Avec le réchauffement climatique deux fois plus rapide aux pôles que sur le reste de la planète, les eaux polaires arctiques et antarctiques sont de plus en plus accessibles au trafic maritime et aux activités industrielles, et ce sur de plus en plus longues périodes estivales. Les routes maritimes arctiques du Nord-Est et du Nord-ouest sont dorénavant empruntées par un trafic maritime commercial et touristique croissant pas particulièrement adapté à la navigation dans des eaux couvertes par les glaces. Depuis plus d’une décennie, l’OMI, Organisation Maritime Internationale, travaille sur une réglementation cherchant à réduire l’impact de cette maritimisation dans ces zones sensibles. Le Recueil international des règles applicables aux navires exploités dans les eaux polaires encore appelé le Code polaire est l’aboutissement de cette règlementation entrée en vigueur le 1er janvier 2017.
Le Code polaire
Le Code polaire s’applique à tous les navires de commerce et à passagers qui sont exploités dans les eaux polaires, sauf encore pour les navires de pêche artisanale. Hormis la mer Baltique, les régions concernées par l’application du Code polaire sont les zones Arctiques et Antarctiques au-delà de la latitude de 60° Nord et Sud à l’exception, pour la région boréale, d’une partie de la mer de Barents et du Sud de la mer de Groenland.

Photo Hervé Baudu
Le but du Code polaire est d’améliorer les règles de sécurité de la navigation commerciale pour minimiser l’impact néfaste qu’il aurait sur l’environnement des zones polaires. Son champ de compétence couvre l’exploitation, la conception, la sécurité et la protection environnementale relatives aux navires, et fournit des lignes directrices pour assurer la sécurité des opérations.
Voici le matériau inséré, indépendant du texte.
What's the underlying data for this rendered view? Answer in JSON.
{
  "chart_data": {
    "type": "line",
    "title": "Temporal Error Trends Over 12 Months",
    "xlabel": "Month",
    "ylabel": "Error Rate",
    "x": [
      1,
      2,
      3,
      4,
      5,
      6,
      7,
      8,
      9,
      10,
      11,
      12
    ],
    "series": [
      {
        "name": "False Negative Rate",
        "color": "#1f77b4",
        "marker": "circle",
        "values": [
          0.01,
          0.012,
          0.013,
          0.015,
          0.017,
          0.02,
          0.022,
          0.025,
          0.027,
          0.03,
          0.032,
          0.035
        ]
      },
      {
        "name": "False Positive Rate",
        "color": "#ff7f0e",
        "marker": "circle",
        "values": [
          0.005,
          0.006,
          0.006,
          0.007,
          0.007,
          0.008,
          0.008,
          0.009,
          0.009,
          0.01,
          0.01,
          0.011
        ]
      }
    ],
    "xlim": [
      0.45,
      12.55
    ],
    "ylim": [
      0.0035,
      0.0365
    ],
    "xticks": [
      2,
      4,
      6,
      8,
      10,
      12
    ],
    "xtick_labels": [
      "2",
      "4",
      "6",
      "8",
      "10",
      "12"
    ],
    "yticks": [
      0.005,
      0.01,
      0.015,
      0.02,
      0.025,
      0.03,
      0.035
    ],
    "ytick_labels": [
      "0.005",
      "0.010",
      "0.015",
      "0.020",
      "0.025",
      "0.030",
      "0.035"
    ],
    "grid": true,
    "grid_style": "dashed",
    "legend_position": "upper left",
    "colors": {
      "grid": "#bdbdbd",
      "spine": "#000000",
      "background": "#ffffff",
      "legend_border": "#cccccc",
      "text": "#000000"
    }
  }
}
Le Code polaire est décomposé en plusieurs parties avec des règles contraignantes et des recommandations. Les domaines concernés sont essentiellement la stabilité, le matériel de survie collectif et individuel, les méthodes de navigation, les réglementations endémiques aux zones polaires, les critères de transport du fioul lourd, la conception, la construction et l’équipement des navires, la spécification particulière sur l’emport d’équipements de lutte contre incendie par très basses températures etc.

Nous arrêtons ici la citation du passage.